Mysore, the city of palaces and parks is the ‘cultural capital’ of Karnataka. The historical town has legendary origins and its name is said to be derived from the word “Mahishasurana Oor”, which means the town of mahishasura. According to a mythological legend, Mahishasura, the demon king, once lived here and was killed by Goddess Chamundeshwari. The Ganga kings ruled here till 10th century and were succeeded by the Cholas, Hoysalas the Vijayanagar Kings. Mysore became the glorious capital of the Wodeyar’s feudatories of the Vijayanagar Empire, who declared independence in 16th century with the decline of Vijayanagar Empire. The Wodeyar rule was disrupted for some time, when Hyder Ali took over the reigns of Mysore in 1765. His son Tipu Sultan, developed the kingdom rapidly, but was defeated by the British in 1799 and Mysore was given back to the Wodeyar’s.
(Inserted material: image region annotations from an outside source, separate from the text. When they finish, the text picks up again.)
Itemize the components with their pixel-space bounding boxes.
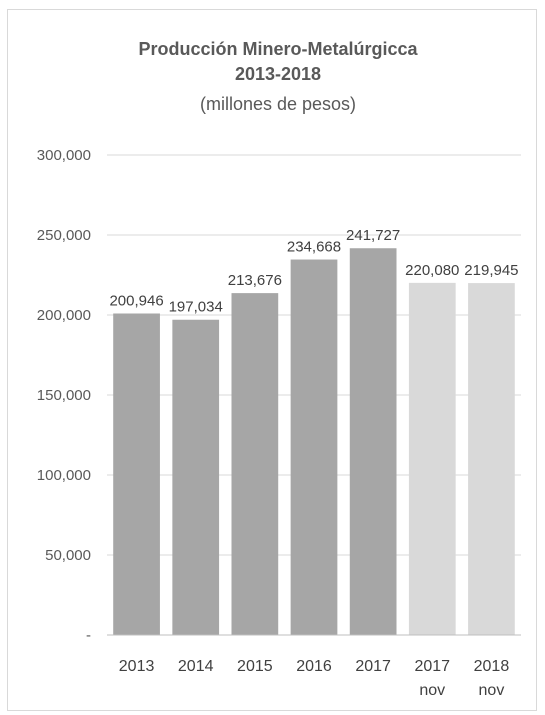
y-tick-label: 150,000: [37, 387, 91, 404]
x-tick-label: 2018: [474, 658, 510, 675]
x-tick-label-sub: nov: [419, 682, 445, 699]
bars: [113, 248, 515, 635]
x-tick-label: 2014: [178, 658, 214, 675]
chart-title-years: 2013-2018: [235, 64, 321, 84]
x-tick-label-sub: nov: [479, 682, 505, 699]
bar: [172, 319, 220, 635]
bar: [349, 248, 397, 635]
bar: [408, 282, 456, 635]
data-label: 234,668: [287, 239, 341, 256]
x-tick-label: 2015: [237, 658, 273, 675]
y-tick-label: 50,000: [45, 547, 91, 564]
bar: [290, 259, 338, 635]
data-label: 241,727: [346, 227, 400, 244]
y-tick-label: 200,000: [37, 307, 91, 324]
chart-title: Producción Minero-Metalúrgicca: [138, 39, 418, 59]
data-label: 220,080: [405, 262, 459, 279]
x-tick-label: 2017: [414, 658, 450, 675]
x-tick-label: 2016: [296, 658, 332, 675]
data-label: 197,034: [169, 299, 223, 316]
data-label: 219,945: [464, 262, 518, 279]
data-label: 213,676: [228, 272, 282, 289]
y-tick-label: -: [86, 627, 91, 644]
y-tick-label: 100,000: [37, 467, 91, 484]
data-label: 200,946: [109, 292, 163, 309]
chart-subtitle: (millones de pesos): [200, 94, 356, 114]
x-tick-label: 2013: [119, 658, 155, 675]
data-labels: 200,946 197,034 213,676 234,668 241,727 220,0…: [109, 227, 518, 316]
x-axis-ticks: 2013 2014 2015 2016 2017 2017 nov 2018 nov: [119, 658, 510, 699]
y-tick-label: 250,000: [37, 227, 91, 244]
y-axis-ticks: - 50,000 100,000 150,000 200,000 250,000 300,0…: [37, 147, 91, 644]
bar: [468, 283, 515, 635]
x-tick-label: 2017: [355, 658, 391, 675]
bar: [231, 293, 279, 635]
bar: [113, 313, 160, 635]
y-tick-label: 300,000: [37, 147, 91, 164]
This magnificent three storeyed palace in the heart of the town was built between 1897 – 1912 on the foundation of an old palace which was partially destroyed in a fire in 1897. The palace has splendid square towers at cardinal points, crowned with domes. The main attractions are ‘Durbar Hall’ with its ornate ceiling and sculpted pillars and the Kalyanamandapam (Marriage Pavilion), noted for its chandeliers, cast iron pillars, Belgian stained glass arranged in peacock designs in the domed ceilings and glazed tiled flooring. The palace is also known for its rich collection of priceless articles like, a golden howdah (elephant seat), fine paintings and a 200kg gold throne encrusted with precious stones. About 97000 electric bulbs light up the palace in the evenings on Sunday, Public Holidays and during the Mysore Dassara celebrations.
Sri Jayachamarajendra Art Gallery
The art gallery is housed in the Jaganmohan Palace, one of the most beautiful buildings of Mysore. A museum established here in 1915, has a fine collection of ceramics, sandalwood, ivory, stone, antique furniture and ancient musical instruments. It also treasures valuable art collection like traditional Mysore gold leaf paintings and paintings of renowned artists like Travancore ruler, Raja Ravi Varma and the Russian painter Svetoslav Roerich etc.
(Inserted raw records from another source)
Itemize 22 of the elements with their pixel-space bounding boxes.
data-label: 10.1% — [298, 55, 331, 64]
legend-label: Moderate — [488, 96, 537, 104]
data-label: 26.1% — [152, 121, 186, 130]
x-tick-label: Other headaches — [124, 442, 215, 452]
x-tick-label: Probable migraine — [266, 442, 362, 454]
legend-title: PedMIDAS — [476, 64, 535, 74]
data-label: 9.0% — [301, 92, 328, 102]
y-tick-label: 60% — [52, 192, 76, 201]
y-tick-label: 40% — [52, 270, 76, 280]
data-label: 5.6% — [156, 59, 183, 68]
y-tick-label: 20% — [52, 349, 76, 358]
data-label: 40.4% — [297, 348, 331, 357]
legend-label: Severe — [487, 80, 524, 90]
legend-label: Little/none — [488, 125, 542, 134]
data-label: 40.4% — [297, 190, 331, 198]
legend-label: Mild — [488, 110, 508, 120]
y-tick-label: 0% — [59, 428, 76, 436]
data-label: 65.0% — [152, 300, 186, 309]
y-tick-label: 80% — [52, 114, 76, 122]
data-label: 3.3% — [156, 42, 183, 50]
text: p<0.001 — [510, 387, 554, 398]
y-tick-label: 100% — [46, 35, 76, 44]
It exhibits locomotives and coaches of the erstwhile royal family of Mysore. There are also paintings and photographs describing the story of the railways.
The museum at Jayalakshmi Vilas mansion has a rich collection of over 6500 folklore articles and is perhaps the biggest of its kind in Asia. Mysore Zoo or Sri Jayachamrajendra Zoological Gardens.
It was set up in 1892, during the rule of Chamrajendra Wodeyar.
St. Philomena’s Cathedral
The imposing twin towered Gothic structure with beautiful stained glass windows.
The Jaganmohan Palace
This is a converted art gallery which houses paintings that date back to the late 19th century. Paintings of Raja Ravi Verma of Travancore and the Russian painter, Svetoslav Roerich are on display. Paintings in the traditional Mysore Golden leaf style can also be seen here.
Perched atop hill is a 12th century temple of Chamundeshwari. About 13km from Mysore by road, there is also a 1000 step walking track for all those young at heart to try. The gigantic 4.8m tall monolith of Nandi, the sacred vehicle of Lord Shiva is marvel to watch. Also close to the temple, stands a gigantic statue of the demon.
The Mysore Zoo
One of the country's best zoo, this is famous for rare animals bred in captivity, and is housed in lush green surroundings.
9km north-west of Mysore is the famous KRS dam. Built by the famous engineer, Sir.M. Vishvesvariah, this was one of the first multipurpose dam built in India. Adjacent to the dam is the beautiful Brindavan Garden. With lighting and musical fountains, this place transforms itself into a fairyland in the evenings.
The pride of Mysore's festivals is Duessehra. It is a celebration that last for ten days. The rulers of Mysore continued the tradition. The Maharaja of Mysore used to hold a durbar for 9 days on the 10th day, went in a procession on a caparisoned elephant. With the ending of the royal rule, a picture of Bhuvaneshwari, the patron goddess of Karnataka, is taken out in procession.
The Kannadiga New Year day of Yugadi that falls on the second half of March or early April is celebrated with devotion and delight.